It will never cease to amaze me how the world produces things far more odd than many of the bizarre sci-fi ideas I spend my time dreaming up. But unlike my personal ideas, the world's phenomena usually have straightforward explanations. As a space scientist, I'm used to seeing strange things in the sky and then working/waiting patiently until we have them figured out. In the mean time, speculation is fun, but can be damaging for those who don't possess the critical thinking skills to tell fact from fiction, or the skepticism to know a lie when they hear it.
Case in point, the latest wacko thing to be seen in the skies over Earth, over Norway, actually - a gorgeous blue and white expanding spiral. This was seen about three or four nights ago, and naturally caused quite a stir. It's one of those things I wish so very hard I could have seen in person. But since, for better or worse, we live in an age when almost nothing goes unrecorded, we have all been able to see the photos and movies of what transpired in the heavens that night.
When something strange like this happens, the response of the public follows a pattern. I'm surprised that people are not so well versed with this pattern that they do not immediately bypass the "aliens have landed" phase, but somehow that never happens. Although every time a weird thing is spotted, and people first think of doomsday or aliens, and then that is always debunked, people keep on doing it.
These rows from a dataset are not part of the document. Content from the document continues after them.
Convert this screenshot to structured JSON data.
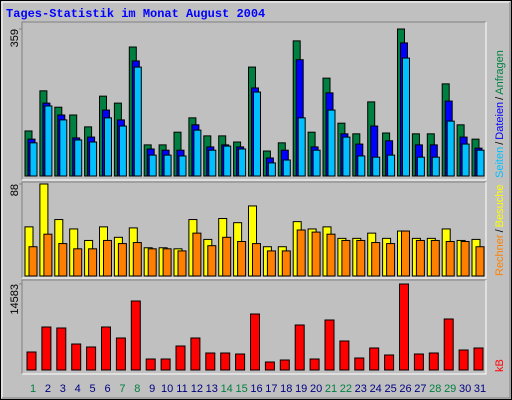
{
  "title": "Tages-Statistik im Monat August 2004",
  "legend_separator": "/",
  "chart_data": [
    {
      "type": "bar",
      "categories": [
        "1",
        "2",
        "3",
        "4",
        "5",
        "6",
        "7",
        "8",
        "9",
        "10",
        "11",
        "12",
        "13",
        "14",
        "15",
        "16",
        "17",
        "18",
        "19",
        "20",
        "21",
        "22",
        "23",
        "24",
        "25",
        "26",
        "27",
        "28",
        "29",
        "30",
        "31"
      ],
      "category_colors": [
        "#008040",
        "#000080",
        "#000080",
        "#000080",
        "#000080",
        "#000080",
        "#008040",
        "#008040",
        "#000080",
        "#000080",
        "#000080",
        "#000080",
        "#000080",
        "#008040",
        "#008040",
        "#000080",
        "#000080",
        "#000080",
        "#000080",
        "#000080",
        "#008040",
        "#008040",
        "#000080",
        "#000080",
        "#000080",
        "#000080",
        "#000080",
        "#008040",
        "#008040",
        "#000080",
        "#000080"
      ],
      "ylim": [
        0,
        359
      ],
      "yticks": [
        359
      ],
      "series": [
        {
          "name": "Anfragen",
          "color": "#008040",
          "values": [
            110,
            208,
            168,
            149,
            120,
            195,
            178,
            315,
            76,
            76,
            107,
            142,
            98,
            98,
            83,
            266,
            61,
            81,
            330,
            107,
            239,
            129,
            103,
            181,
            105,
            359,
            103,
            103,
            225,
            125,
            90
          ]
        },
        {
          "name": "Dateien",
          "color": "#0000ff",
          "values": [
            90,
            178,
            149,
            93,
            95,
            161,
            137,
            281,
            66,
            63,
            63,
            125,
            71,
            76,
            71,
            215,
            44,
            63,
            284,
            71,
            203,
            103,
            78,
            122,
            86,
            325,
            76,
            76,
            183,
            95,
            68
          ]
        },
        {
          "name": "Seiten",
          "color": "#00c0ff",
          "values": [
            81,
            171,
            137,
            88,
            83,
            142,
            122,
            266,
            51,
            51,
            49,
            112,
            63,
            73,
            66,
            205,
            32,
            39,
            142,
            63,
            161,
            95,
            49,
            46,
            51,
            288,
            46,
            46,
            134,
            78,
            63
          ]
        }
      ]
    },
    {
      "type": "bar",
      "ylim": [
        0,
        88
      ],
      "yticks": [
        88
      ],
      "series": [
        {
          "name": "Besuche",
          "color": "#ffff00",
          "values": [
            47,
            88,
            54,
            45,
            34,
            47,
            37,
            46,
            27,
            27,
            26,
            54,
            35,
            55,
            51,
            67,
            28,
            28,
            52,
            45,
            47,
            36,
            36,
            41,
            36,
            43,
            36,
            36,
            45,
            34,
            35
          ]
        },
        {
          "name": "Rechner",
          "color": "#ff8000",
          "values": [
            28,
            40,
            31,
            26,
            26,
            34,
            31,
            32,
            26,
            26,
            24,
            41,
            29,
            37,
            33,
            31,
            24,
            24,
            44,
            42,
            40,
            34,
            34,
            32,
            31,
            43,
            34,
            34,
            33,
            33,
            28
          ]
        }
      ]
    },
    {
      "type": "bar",
      "ylim": [
        0,
        14583
      ],
      "yticks": [
        14583
      ],
      "series": [
        {
          "name": "kB",
          "color": "#ff0000",
          "values": [
            3052,
            7292,
            7122,
            4409,
            3900,
            7292,
            5427,
            11700,
            1865,
            1865,
            4070,
            5427,
            2883,
            2883,
            2713,
            9496,
            1357,
            1696,
            7631,
            1865,
            8479,
            4918,
            2035,
            3731,
            2544,
            14583,
            2713,
            2883,
            8649,
            3392,
            3731
          ]
        }
      ]
    }
  ]
}
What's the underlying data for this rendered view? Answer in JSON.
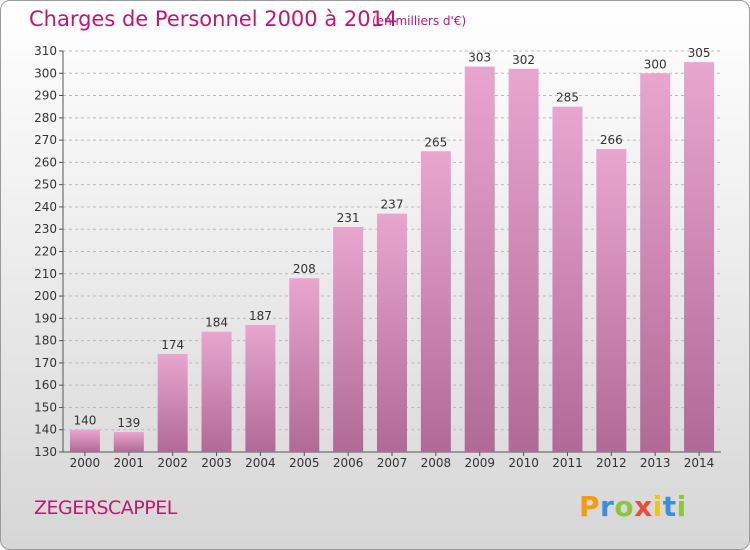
{
  "title": "Charges de Personnel 2000 à 2014",
  "subtitle": "(en milliers d'€)",
  "commune": "ZEGERSCAPPEL",
  "logo": {
    "letters": [
      "P",
      "r",
      "o",
      "x",
      "i",
      "t",
      "i"
    ],
    "colors": [
      "#f39c12",
      "#3b8fd9",
      "#8cc63f",
      "#e74c3c",
      "#f1c40f",
      "#3b8fd9",
      "#8cc63f"
    ]
  },
  "colors": {
    "accent": "#c0186e",
    "bar_top": "#e8a6cf",
    "bar_bottom": "#b06a95",
    "grid": "#bbbbbb"
  },
  "chart_data": {
    "type": "bar",
    "categories": [
      "2000",
      "2001",
      "2002",
      "2003",
      "2004",
      "2005",
      "2006",
      "2007",
      "2008",
      "2009",
      "2010",
      "2011",
      "2012",
      "2013",
      "2014"
    ],
    "values": [
      140,
      139,
      174,
      184,
      187,
      208,
      231,
      237,
      265,
      303,
      302,
      285,
      266,
      300,
      305
    ],
    "ylim": [
      130,
      310
    ],
    "yticks": [
      130,
      140,
      150,
      160,
      170,
      180,
      190,
      200,
      210,
      220,
      230,
      240,
      250,
      260,
      270,
      280,
      290,
      300,
      310
    ],
    "grid": true,
    "title": "Charges de Personnel 2000 à 2014",
    "xlabel": "",
    "ylabel": ""
  }
}
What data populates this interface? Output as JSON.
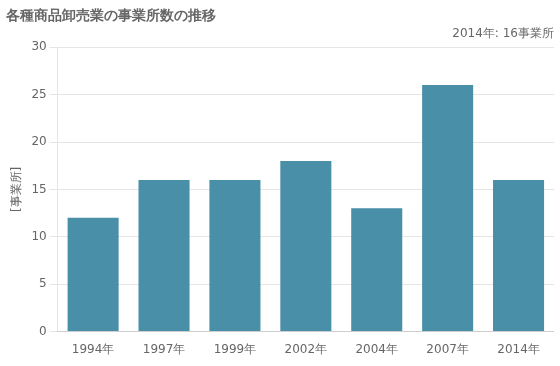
{
  "chart_data": {
    "type": "bar",
    "title": "各種商品卸売業の事業所数の推移",
    "ylabel": "[事業所]",
    "annotation": "2014年: 16事業所",
    "categories": [
      "1994年",
      "1997年",
      "1999年",
      "2002年",
      "2004年",
      "2007年",
      "2014年"
    ],
    "values": [
      12,
      16,
      16,
      18,
      13,
      26,
      16
    ],
    "color": "#4a8fa8",
    "ylim": [
      0,
      30
    ],
    "yticks": [
      0,
      5,
      10,
      15,
      20,
      25,
      30
    ],
    "grid": true
  }
}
I understand the desire to have something amazing happen. People love excitement. But then group hysteria sets and and they start believing their own stories. All sorts of stories were generated around this phenomenon - aliens landing, star gates opening up, the Hadron Collider cracking the space-time continuum, a black hole forming next to Earth, and on and on. Some fun ideas for science fiction, but all totally off base for science.
I make up science fiction stories. I also write science. There is a difference. Although they can play off of one another - science can be fed by open-minded creativity, and good stories often have a strong factual basis - they are not the same thing. As a scientist, when I see something odd in the sky, my first thought is to observe it as carefully as possible, then consider what possible phenomena that I am familiar with that might have caused it. Then I go to bed and wait for my colleagues who were at the telescope that night, or getting updates of satellite launches or whatever, to get their ideas on one page, along with the observations of whoever saw the strange thing. In two days to two weeks, a coherent story emerges, and then we can move forward. Getting too wound up before that happens only spreads rumors and biases you against the results.
What really happened was rather mundane in some aspects. A Russian missile test failed. This is sort of where the lie part comes in, since of course the failure of this test is being denied. Who wants to admit they had yet another missile fail on launch? People are somewhat naive to think that since it was denied, well, that wasn't how it happened then. Again, given the day and age, it is amazing anyone bothers to lie about such things. We knew perfectly well a Russian sub was scheduled to test a missile, and exactly where it would be. And then we see a suspicious spiral in the sky. This is not the first time, really, although it is the most spectacular. The photo of a trident missile having a bit of a malfunction shows that pretty clearly.
My point? Two things, I suppose. The first is that I do want people to have good critical thinking skills. I hope they can see something like this and realize that the universe is quite amazing enough without star gates opening up on top of us. People are too open to scams and cons if they do not develop the ability to see something odd and not jump to conclusions. The second point is that I do enjoy the wonderful pump to the imagination that comes from seeing something unexpected. It does kinda look like a star gate. That is very cool. And I certainly want people to enjoy their sci-fi. I do.
I just don't want them to pay a price for not knowing where the science ends and the fiction begins.